Company B appealed the OAG's order to the Federal Criminal Court ("FCC") and subsequently to the FSC, challenging, among others, how the amount to be disgorged had been calculated. According to Company B, the OAG should not have applied the proportionality method but rather the sedimentation theory.

Indeed, where assets of illicit origin are commingled with licit assets and subsequent transfers occur, the question arises as to whether the transfers are made from (i) illicit assets, (ii) both illicit and licit assets proportionally, or (iii) licit assets. Several theories were discussed among scholars, and the FSC had left the question so far undecided.

In the present case, the FSC resolved this long-standing controversy and held that the so-called sedimentation theory should be applied, according to which illicit assets are deemed spent last (they build a kind of sediment at the bottom of the account). As long as the account balance exceeds the illicit assets transferred therein, such illicit assets can be confiscated.

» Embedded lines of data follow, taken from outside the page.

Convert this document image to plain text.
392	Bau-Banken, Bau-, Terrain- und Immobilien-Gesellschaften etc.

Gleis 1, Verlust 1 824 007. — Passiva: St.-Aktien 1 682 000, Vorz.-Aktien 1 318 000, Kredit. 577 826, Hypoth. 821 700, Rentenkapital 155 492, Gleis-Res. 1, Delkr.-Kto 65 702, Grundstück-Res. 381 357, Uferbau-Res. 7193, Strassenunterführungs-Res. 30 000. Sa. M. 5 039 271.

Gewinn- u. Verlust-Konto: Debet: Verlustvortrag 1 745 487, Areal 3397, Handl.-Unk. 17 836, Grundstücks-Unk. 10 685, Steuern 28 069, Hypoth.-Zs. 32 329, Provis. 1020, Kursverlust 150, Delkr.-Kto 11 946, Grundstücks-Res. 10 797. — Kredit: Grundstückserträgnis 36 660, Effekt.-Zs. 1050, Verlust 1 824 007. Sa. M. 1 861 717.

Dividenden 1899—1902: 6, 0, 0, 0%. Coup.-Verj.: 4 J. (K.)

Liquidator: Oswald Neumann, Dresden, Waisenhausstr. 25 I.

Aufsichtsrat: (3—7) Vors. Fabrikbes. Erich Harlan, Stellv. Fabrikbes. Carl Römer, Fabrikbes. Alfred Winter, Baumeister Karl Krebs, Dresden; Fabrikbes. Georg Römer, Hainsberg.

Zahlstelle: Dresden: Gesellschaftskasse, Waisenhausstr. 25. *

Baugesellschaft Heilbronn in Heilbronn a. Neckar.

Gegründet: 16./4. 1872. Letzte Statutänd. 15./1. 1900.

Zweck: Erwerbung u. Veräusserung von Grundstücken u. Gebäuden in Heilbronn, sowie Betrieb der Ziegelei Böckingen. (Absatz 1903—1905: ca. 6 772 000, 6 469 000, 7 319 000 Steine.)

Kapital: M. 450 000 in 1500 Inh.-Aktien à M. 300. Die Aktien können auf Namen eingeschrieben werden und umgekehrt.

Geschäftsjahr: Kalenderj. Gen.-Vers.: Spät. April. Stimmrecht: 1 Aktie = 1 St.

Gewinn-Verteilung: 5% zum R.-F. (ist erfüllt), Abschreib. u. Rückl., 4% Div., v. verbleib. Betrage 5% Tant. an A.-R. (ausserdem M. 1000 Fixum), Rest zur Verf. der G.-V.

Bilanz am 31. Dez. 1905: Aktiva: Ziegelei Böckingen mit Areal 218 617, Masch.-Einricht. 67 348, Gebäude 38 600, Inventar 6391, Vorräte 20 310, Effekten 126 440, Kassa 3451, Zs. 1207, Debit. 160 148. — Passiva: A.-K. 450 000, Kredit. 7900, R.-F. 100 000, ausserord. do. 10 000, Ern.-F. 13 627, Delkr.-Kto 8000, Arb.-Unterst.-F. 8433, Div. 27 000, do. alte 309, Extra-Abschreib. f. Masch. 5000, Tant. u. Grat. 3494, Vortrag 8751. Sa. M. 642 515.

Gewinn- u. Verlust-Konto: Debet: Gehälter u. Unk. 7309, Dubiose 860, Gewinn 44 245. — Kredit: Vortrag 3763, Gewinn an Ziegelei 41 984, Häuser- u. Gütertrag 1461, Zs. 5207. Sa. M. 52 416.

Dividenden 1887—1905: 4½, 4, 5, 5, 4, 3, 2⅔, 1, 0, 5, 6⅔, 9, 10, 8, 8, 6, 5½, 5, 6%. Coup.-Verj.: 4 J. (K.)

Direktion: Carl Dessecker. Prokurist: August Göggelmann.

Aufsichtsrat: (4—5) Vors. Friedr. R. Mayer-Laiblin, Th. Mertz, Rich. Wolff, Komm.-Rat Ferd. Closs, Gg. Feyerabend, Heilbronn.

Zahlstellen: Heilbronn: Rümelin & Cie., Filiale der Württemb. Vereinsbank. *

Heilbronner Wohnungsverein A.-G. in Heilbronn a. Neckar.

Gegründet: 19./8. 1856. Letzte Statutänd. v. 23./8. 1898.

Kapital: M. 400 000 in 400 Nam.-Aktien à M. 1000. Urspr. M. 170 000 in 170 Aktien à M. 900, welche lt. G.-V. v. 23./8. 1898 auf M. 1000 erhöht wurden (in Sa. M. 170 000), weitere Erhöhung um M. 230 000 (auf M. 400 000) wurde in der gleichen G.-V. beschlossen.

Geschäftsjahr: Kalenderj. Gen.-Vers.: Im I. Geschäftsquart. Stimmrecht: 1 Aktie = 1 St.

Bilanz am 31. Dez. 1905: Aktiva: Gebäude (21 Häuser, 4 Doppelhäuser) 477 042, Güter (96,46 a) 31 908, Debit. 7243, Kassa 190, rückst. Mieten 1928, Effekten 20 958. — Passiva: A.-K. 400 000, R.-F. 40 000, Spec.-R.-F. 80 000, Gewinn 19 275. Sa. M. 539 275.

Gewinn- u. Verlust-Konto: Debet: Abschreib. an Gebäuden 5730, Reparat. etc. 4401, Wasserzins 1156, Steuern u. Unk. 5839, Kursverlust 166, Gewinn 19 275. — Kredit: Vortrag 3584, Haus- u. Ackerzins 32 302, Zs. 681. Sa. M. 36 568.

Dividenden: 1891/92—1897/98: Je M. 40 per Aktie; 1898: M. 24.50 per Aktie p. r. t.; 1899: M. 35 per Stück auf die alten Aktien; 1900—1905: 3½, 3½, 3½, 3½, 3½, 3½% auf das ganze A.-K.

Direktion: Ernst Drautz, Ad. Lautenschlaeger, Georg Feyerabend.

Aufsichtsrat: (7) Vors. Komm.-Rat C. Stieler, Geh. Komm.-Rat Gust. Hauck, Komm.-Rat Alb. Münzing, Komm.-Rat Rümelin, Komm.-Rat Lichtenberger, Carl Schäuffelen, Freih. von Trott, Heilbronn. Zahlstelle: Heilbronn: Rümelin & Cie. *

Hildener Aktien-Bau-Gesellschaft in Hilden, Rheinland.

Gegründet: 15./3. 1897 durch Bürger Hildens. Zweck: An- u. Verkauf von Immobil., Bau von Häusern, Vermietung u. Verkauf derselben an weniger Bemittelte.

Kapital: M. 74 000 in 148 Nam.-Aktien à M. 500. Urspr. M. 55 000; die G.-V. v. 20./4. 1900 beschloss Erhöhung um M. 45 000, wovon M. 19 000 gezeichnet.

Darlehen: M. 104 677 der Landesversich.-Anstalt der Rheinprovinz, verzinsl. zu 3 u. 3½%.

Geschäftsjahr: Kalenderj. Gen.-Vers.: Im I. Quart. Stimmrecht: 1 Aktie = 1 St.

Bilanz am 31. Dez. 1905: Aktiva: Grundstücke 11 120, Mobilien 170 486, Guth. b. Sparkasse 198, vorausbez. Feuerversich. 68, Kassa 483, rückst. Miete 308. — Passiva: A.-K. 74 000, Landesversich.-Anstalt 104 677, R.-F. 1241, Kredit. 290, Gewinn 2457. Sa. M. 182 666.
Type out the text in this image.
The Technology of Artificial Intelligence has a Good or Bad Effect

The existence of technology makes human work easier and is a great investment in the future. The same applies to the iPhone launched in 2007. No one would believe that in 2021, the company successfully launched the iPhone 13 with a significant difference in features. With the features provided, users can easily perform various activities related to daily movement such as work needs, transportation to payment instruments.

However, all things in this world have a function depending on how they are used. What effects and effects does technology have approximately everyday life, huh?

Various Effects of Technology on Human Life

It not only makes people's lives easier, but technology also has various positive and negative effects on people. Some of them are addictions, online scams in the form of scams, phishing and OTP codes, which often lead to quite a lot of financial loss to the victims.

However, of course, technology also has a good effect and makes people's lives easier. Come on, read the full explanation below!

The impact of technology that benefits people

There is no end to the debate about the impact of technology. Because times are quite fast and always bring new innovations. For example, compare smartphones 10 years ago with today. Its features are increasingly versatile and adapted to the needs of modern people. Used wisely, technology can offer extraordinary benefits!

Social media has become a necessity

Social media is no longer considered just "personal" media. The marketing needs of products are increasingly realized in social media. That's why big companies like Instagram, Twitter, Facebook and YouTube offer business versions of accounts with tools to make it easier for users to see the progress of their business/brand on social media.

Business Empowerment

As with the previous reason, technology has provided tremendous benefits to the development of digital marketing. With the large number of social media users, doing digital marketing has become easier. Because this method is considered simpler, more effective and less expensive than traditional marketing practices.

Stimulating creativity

Where the account balance is smaller than the illicit assets, any available account balance can be confiscated, and the remaining part must be disgorged via a compensatory claim.

In support of its decision, the FSC argued that the proportionality method would contaminate large parts of the economy and was therefore not appropriate.

The FSC, however, added an important corrective related to money laundering. Where someone intentionally disposes of illicit assets in a typical money laundering fashion, the assets transferred shall be deemed contaminated in full regardless of the available account balance.

The FSC thus cancelled the decision of the FCC and referred the case back to it. The FCC was ordered to assess whether the incoming transfers resulted from typical money laundering acts and, if this is not the case, to apply the sedimentation theory to calculate the potential compensatory claim.

This FSC decision is welcomed as it clarifies the long-standing question of how to treat comingled licit and illicit assets and subsequent transfers. However, the FSC's corrective regarding typical money laundering acts will likely lead to other uncertainties, particularly in the definition of what is deemed "typical" money laundering in such context and in determining the intention of the persons involved. To establish the intention to launder, courts will indeed likely have to rely on external factors, as suggested by the FSC, such as the immediate onward transfer of the exact same amount following an inflow of illicit assets.

In our view, the corrective actually functions as the rule and relegates the sedimentation theory to the status of an exception: to determine if an outgoing transfer is contaminated, one must first assess whether the transferor disposed of the illicit assets with the intention to launder them. The sedimentation theory only applies when such intention cannot be established.

FSC decision 7B_65/2023 of 5 December 2025

FCC decision BB.2021.193-197 of 7 February 2023

The content of this article is intended to provide a general guide to the subject matter. Specialist advice should be sought about your specific circumstances.